Светла перевела и это, и девушка в переднике тотчас согласилась повременить с застольем.
— Знает ли кто-либо Ясну Богуданову? — спросил рассказчик.
Оказалось, никто не знал.
— В моём детстве она была чемпионкой по бегу на коньках. Я иногда слушал репортажи с тех соревнований, в которых она участвовала. А ещё я редко ходил куда-нибудь один за город. Но однажды была очень холодная зима, и я отправился кататься на коньках к горному озеру, в котором вода замёрзла. И пришёл туда как раз один. Лёд показался мне крепким, а спустя десять минут он треснул подо мной. Но я не провалился, а упал на льдину, которую стала заливать вода из трещины. Я попытался отползти на сухое прочное место, но лёд вдруг стал так сильно трещать возле меня, что я испугался и замер. Я надеялся, что кто-нибудь придёт и поможет мне. И тут, откуда-то сбоку, появилась девушка на коньках. Я сразу узнал её: её фотографии часто печатали в газетах. Правда, она была похожа и на святую Ясну с иконы в нашем соборе, но это оттого, что солнце светило ей в спину и вокруг беговой шапочки образовался нимб. Потом нимб пропал, и я понял, что это действительно Ясна Богуданова. Она была очень стройна и красива в своём беговом костюмчике. Она в один миг подкатила к луже, в которой я лежал, резко развернулась, так что снег из-под её коньков брызнул сверкающей тучей, нагнулась ко мне и, схватив меня за руку — вернее, за рукавицу со штрипкой, чтобы вешать на пояс, — быстро и без всяких усилий протащила меня по льду из той лужи и с той льдины почти к самому краю озера: там лёд был особенно толст. И сразу умчалась. Пока я, мокрый и закоченевший, подымался на ноги, её не стало: лёд был абсолютно пуст. И сколько я ни вертел головой — а я таки долго вертел головой, — её нигде не было. Тогда я снял коньки и поплёлся домой, а уж дома мне задали перцу! — И тут Миша тихо рассмеялся. Он замолчал, взял с подлокотника трубку и принялся её раскуривать.
Светла как раз окончила переводить, и все смотрели на странного человека изумлённо и с почтением.
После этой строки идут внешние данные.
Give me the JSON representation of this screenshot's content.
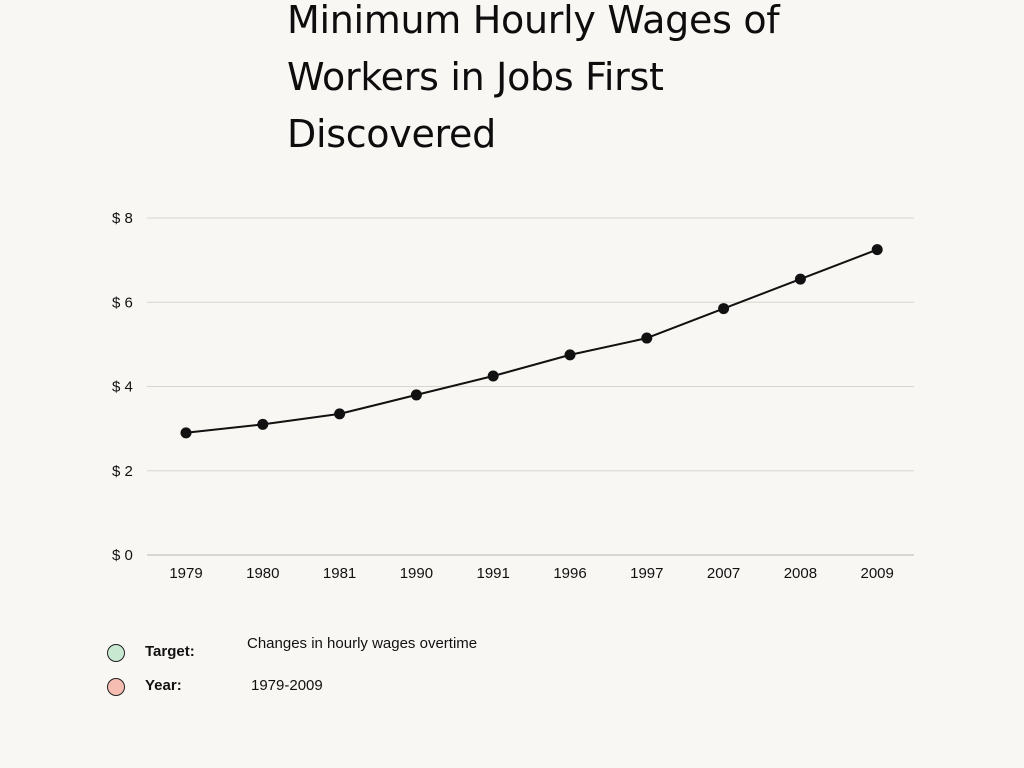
{
  "chart_data": {
    "type": "line",
    "title": "Minimum Hourly Wages of Workers in Jobs First Discovered",
    "categories": [
      "1979",
      "1980",
      "1981",
      "1990",
      "1991",
      "1996",
      "1997",
      "2007",
      "2008",
      "2009"
    ],
    "values": [
      2.9,
      3.1,
      3.35,
      3.8,
      4.25,
      4.75,
      5.15,
      5.85,
      6.55,
      7.25
    ],
    "ylim": [
      0,
      8
    ],
    "yticks": [
      0,
      2,
      4,
      6,
      8
    ],
    "ytick_labels": [
      "$ 0",
      "$ 2",
      "$ 4",
      "$ 6",
      "$ 8"
    ],
    "xlabel": "",
    "ylabel": "",
    "grid": true,
    "line_color": "#111111",
    "grid_color": "#d9d6d0"
  },
  "legend": {
    "items": [
      {
        "key": "Target:",
        "value": "Changes in hourly wages overtime",
        "color": "#c8e8d2"
      },
      {
        "key": "Year:",
        "value": "1979-2009",
        "color": "#f6bdb2"
      }
    ]
  }
}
Что же касается меня, то ещё в самом начале его истории я буквально оторопел, а теперь тоже смотрел на него во все глаза, только, должно быть, без почтения.
Я, однако, не отношусь к числу людей, которые легко теряют дар речи, скорее наоборот. А потому, лишь только Миша закурил, я подал голос, причём — но это как раз от смущения — вначале по-болгарски.
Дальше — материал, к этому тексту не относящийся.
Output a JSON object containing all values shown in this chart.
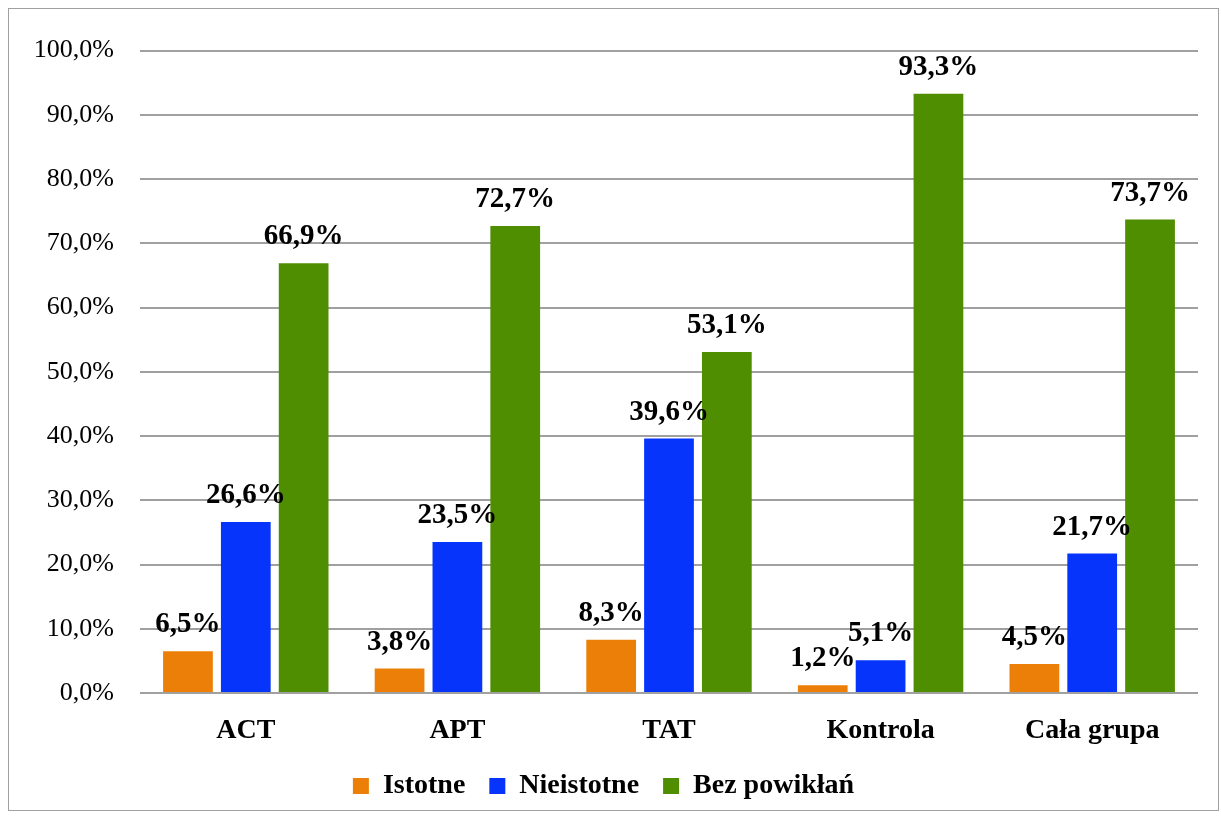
{
  "chart_data": {
    "type": "bar",
    "categories": [
      "ACT",
      "APT",
      "TAT",
      "Kontrola",
      "Cała grupa"
    ],
    "series": [
      {
        "name": "Istotne",
        "color": "#ec7f07",
        "values": [
          6.5,
          3.8,
          8.3,
          1.2,
          4.5
        ],
        "value_labels": [
          "6,5%",
          "3,8%",
          "8,3%",
          "1,2%",
          "4,5%"
        ]
      },
      {
        "name": "Nieistotne",
        "color": "#0634fb",
        "values": [
          26.6,
          23.5,
          39.6,
          5.1,
          21.7
        ],
        "value_labels": [
          "26,6%",
          "23,5%",
          "39,6%",
          "5,1%",
          "21,7%"
        ]
      },
      {
        "name": "Bez powikłań",
        "color": "#4f8d01",
        "values": [
          66.9,
          72.7,
          53.1,
          93.3,
          73.7
        ],
        "value_labels": [
          "66,9%",
          "72,7%",
          "53,1%",
          "93,3%",
          "73,7%"
        ]
      }
    ],
    "ylim": [
      0,
      100
    ],
    "yticks": [
      {
        "value": 0,
        "label": "0,0%"
      },
      {
        "value": 10,
        "label": "10,0%"
      },
      {
        "value": 20,
        "label": "20,0%"
      },
      {
        "value": 30,
        "label": "30,0%"
      },
      {
        "value": 40,
        "label": "40,0%"
      },
      {
        "value": 50,
        "label": "50,0%"
      },
      {
        "value": 60,
        "label": "60,0%"
      },
      {
        "value": 70,
        "label": "70,0%"
      },
      {
        "value": 80,
        "label": "80,0%"
      },
      {
        "value": 90,
        "label": "90,0%"
      },
      {
        "value": 100,
        "label": "100,0%"
      }
    ],
    "grid": "y",
    "legend": "bottom"
  }
}
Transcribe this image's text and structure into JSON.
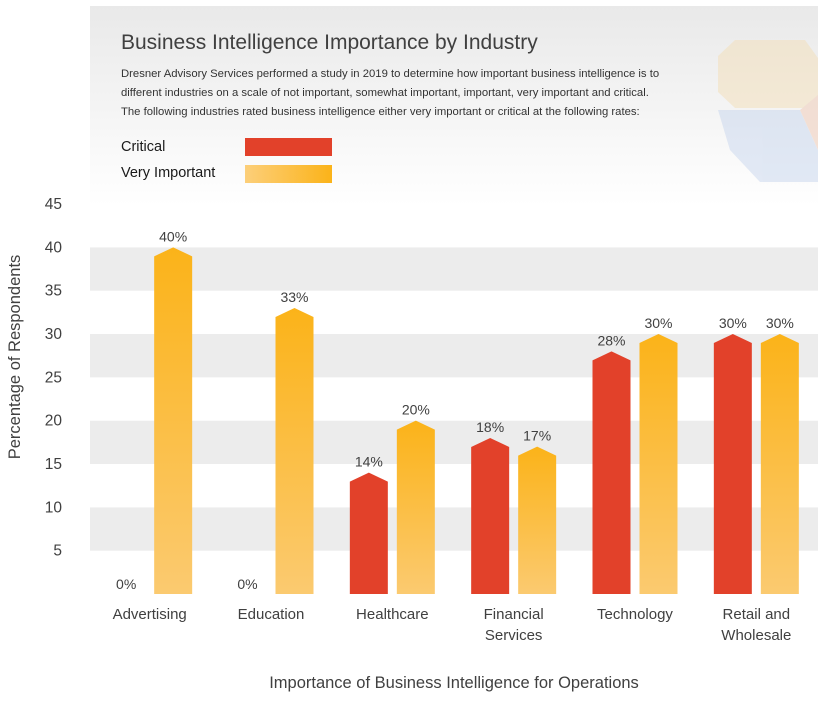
{
  "chart_data": {
    "type": "bar",
    "title": "Business Intelligence Importance by Industry",
    "description": [
      "Dresner Advisory Services performed a study in 2019 to determine how important business intelligence is to",
      "different industries on a scale of not important, somewhat important, important, very important and critical.",
      "The following industries rated business intelligence either very important or critical at the following rates:"
    ],
    "xlabel": "Importance of Business Intelligence for Operations",
    "ylabel": "Percentage of Respondents",
    "ylim": [
      0,
      45
    ],
    "yticks": [
      5,
      10,
      15,
      20,
      25,
      30,
      35,
      40,
      45
    ],
    "categories": [
      [
        "Advertising"
      ],
      [
        "Education"
      ],
      [
        "Healthcare"
      ],
      [
        "Financial",
        "Services"
      ],
      [
        "Technology"
      ],
      [
        "Retail and",
        "Wholesale"
      ]
    ],
    "series": [
      {
        "name": "Critical",
        "color": "#e2412a",
        "values": [
          0,
          0,
          14,
          18,
          28,
          30
        ],
        "labels": [
          "0%",
          "0%",
          "14%",
          "18%",
          "28%",
          "30%"
        ]
      },
      {
        "name": "Very Important",
        "color": "#fbb41e",
        "values": [
          40,
          33,
          20,
          17,
          30,
          30
        ],
        "labels": [
          "40%",
          "33%",
          "20%",
          "17%",
          "30%",
          "30%"
        ]
      }
    ],
    "legend_position": "top-left"
  },
  "colors": {
    "critical": "#e2412a",
    "very_important_top": "#fbb41e",
    "very_important_bottom": "#fbc86a",
    "band": "#ececec",
    "text": "#404040"
  }
}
— Этого не может быть! — заявил я и, спохватившись, добавил на русском: — Это всё ерунда. И это не ваша история. Не могло быть никакой Ясны: её зовут Елена и эта история — русская…
Тут я всё же сбился и покраснел, в то время как Светла перевела мои слова с тем же бесстрастием, что и рассказ Миши. Все немедленно уставились теперь на меня, а он, нимало не беспокоясь, слегка прищурился — похоже, от дыма, — ещё раз внимательно оглядел меня, а потом сказал несколько слов — не по-болгарски и не по-русски.
— Объясни молодому человеку, — произнесла равнодушно Светла за моей спиной, — что любовь к отечеству всегда почтенна, но не всегда уместна.
И повторила это ещё раз, уже для всех, по-болгарски.